If you are used to working with Search Engine Marketing your job is very similar. The only difference is that in SEM you look at keywords, and in programmatic marketing you look at audience segments. Each group of keywords and each audience segment needs to both have enough volume to be able to draw data-based conclusions around what is working and not, and also be sufficiently targeted to be relevant.
So how can you get going with programmatic marketing?
It is critical to remove what sometimes feels like a “black box” of programmatic marketing. A way to do this is no rocket science, but to pick one (1) campaign and bring everyone involved into a room to create, execute and evaluate it all together. After you have done this everyone will have sufficient insights and knowledge of programmatic marketing to be able to scale it across campaigns without the need to involve everyone at each stage.
To be more specific:
1) The CMO invites the marketing & sales department, the media agency, the creative agency and the programmatic technology provider to a kick-off meeting
2) In this meeting, dare to forget for a while what you think you know about your target groups, and try to create three very different audience profiles
3) Create a “programmatic map” where you gather your audience segments in an overview and outline the key components for each audience segment (see below using the four audience segments See, Think, Do and Care as examples, and also breaking down the Think segment into two sub-segments, one for new car buyers and one for used car buyers)

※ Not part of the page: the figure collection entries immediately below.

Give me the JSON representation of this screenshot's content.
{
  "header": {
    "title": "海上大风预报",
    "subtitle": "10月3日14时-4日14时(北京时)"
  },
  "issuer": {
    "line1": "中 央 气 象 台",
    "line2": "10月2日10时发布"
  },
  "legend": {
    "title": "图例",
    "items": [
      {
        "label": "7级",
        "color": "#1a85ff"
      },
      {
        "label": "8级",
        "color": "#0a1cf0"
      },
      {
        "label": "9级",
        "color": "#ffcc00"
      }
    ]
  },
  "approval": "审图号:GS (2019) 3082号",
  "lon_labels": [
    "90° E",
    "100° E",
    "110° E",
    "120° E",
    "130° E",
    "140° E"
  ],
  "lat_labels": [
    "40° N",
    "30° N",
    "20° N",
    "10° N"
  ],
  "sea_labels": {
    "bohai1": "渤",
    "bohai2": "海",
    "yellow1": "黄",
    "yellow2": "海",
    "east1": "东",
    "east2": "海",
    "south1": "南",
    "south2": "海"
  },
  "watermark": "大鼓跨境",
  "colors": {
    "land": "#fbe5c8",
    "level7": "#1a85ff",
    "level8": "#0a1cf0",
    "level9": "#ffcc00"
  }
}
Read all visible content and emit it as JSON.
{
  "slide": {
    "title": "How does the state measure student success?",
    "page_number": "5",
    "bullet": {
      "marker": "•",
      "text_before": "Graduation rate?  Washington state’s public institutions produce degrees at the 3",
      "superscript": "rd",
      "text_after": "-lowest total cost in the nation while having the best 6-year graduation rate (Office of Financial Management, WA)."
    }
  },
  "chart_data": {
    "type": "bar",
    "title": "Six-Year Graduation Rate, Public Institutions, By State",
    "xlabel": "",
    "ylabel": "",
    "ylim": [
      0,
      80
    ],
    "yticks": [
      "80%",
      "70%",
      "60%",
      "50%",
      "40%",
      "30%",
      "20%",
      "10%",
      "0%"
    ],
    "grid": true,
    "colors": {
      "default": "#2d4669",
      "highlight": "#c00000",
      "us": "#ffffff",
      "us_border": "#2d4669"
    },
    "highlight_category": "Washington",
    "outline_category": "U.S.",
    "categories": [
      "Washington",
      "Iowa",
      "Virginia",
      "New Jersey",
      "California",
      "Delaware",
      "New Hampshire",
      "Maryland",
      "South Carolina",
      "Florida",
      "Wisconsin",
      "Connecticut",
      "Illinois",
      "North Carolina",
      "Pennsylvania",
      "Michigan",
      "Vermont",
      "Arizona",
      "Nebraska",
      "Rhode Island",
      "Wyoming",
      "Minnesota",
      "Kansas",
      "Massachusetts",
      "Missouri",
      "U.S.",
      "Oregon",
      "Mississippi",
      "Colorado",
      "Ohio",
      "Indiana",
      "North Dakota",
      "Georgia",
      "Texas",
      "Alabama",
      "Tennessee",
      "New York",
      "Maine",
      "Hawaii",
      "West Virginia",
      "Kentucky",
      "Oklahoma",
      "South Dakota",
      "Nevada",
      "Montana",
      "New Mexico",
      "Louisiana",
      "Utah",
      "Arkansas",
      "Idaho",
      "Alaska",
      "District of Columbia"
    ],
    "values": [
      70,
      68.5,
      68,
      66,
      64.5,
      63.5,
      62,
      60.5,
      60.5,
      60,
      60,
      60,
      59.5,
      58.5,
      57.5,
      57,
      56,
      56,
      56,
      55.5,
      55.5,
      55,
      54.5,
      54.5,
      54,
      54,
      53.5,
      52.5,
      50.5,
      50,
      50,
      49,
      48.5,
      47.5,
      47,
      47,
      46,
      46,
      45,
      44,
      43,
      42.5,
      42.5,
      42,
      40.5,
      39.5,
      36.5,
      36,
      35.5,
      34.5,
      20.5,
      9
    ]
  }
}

4) Execute the programmatic map, led by either the media agency or the in-house programmatic department
5) Meet weekly during one quarter to review results, learnings and agree on next steps
As simple as that.
If you do this, what today might seem like somewhat of a “black box” of programmatic technology will be removed by the exercise and all questions & answers that it will lead to, and you as a CMO will be a much more qualified customer to your agencies, partners and co-workers.
So, do you understand the details of how a campaign gets executed programmatically? If not, how do you know if you are asking the right questions as a CMO?